You can also attach an optional message and a list of services to a Cloud Pod using the --message
and --services
flags.
You can check all the Cloud Pods in your organization over the LocalStack Web Application.
Now that we have created a Cloud Pod, we can ask one of our team members to start LocalStack and load the Cloud Pod using the load
command.
$ localstack pod load reproducible-ml
The load
command will retrieve the content of our Cloud Pod named reproducible-ml
from the LocalStack platform and inject it into our running LocalStack instance.

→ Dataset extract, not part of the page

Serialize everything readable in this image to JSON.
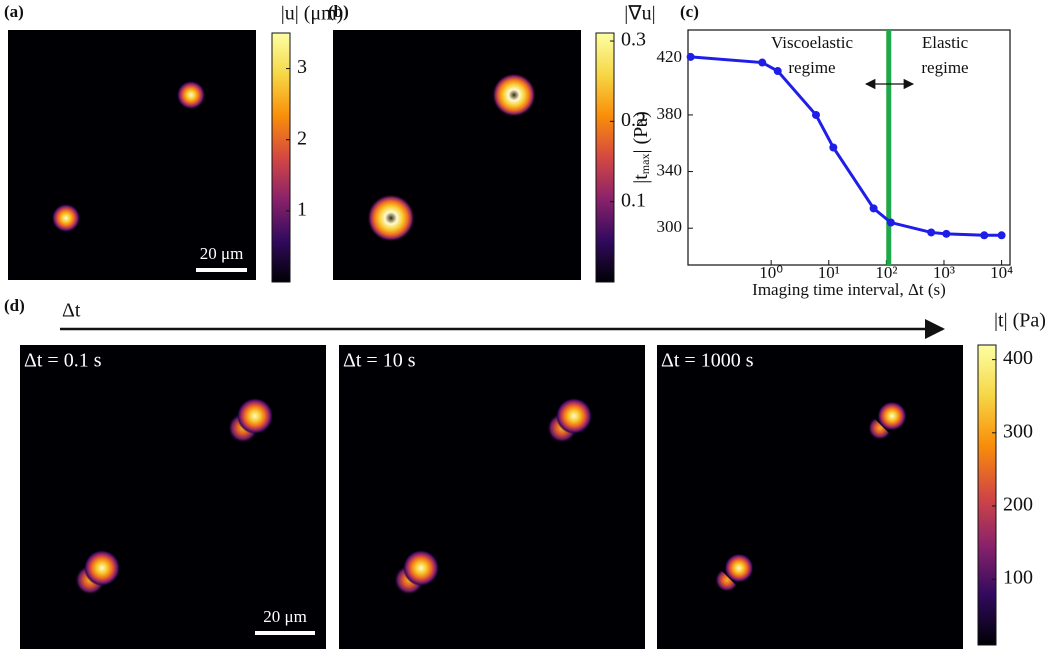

Upon successfully loading the Cloud Pod, the Lambda function can be invoked again, and the log output should be the same as before.
LocalStack Cloud Pods also feature different merge strategies to merge the state of a Cloud Pod with the current LocalStack instance.
You can use the --merge
flag to specify the merge strategy.
The available merge strategies are:
- Load with overwrite: This is the default merge strategy. It will load the state of the Cloud Pod into the current LocalStack instance and overwrite the existing state.
- Load with basic merge: This merge strategy will load the state of the Cloud Pod into the current LocalStack instance and merge the existing state with the state of the Cloud Pod.
- Load with deep merge: This merge strategy will load the state of the Cloud Pod into the current LocalStack instance and merge the existing state with the state of the Cloud Pod. It will also merge the existing state with the state of the Cloud Pod recursively.
Conclusion
In conclusion, LocalStack Cloud Pods facilitate collaboration and debugging among team members by allowing the sharing of local cloud infrastructure and instance state. These Cloud Pods can be used to create reproducible environments for various purposes, including machine learning. By using Cloud Pods, teams can work together to create a reproducible environment for their application and share it with other team members. Additionally, Cloud Pods can be used to pre-seed continuous integration (CI) pipelines with the necessary instance state to bootstrap testing environments or to troubleshoot failures in the CI pipeline.
For more information about LocalStack Cloud Pods, refer to the documentation provided. The code for this tutorial, including a Makefile to execute it step-by-step, is available in the LocalStack Pro samples repository on GitHub.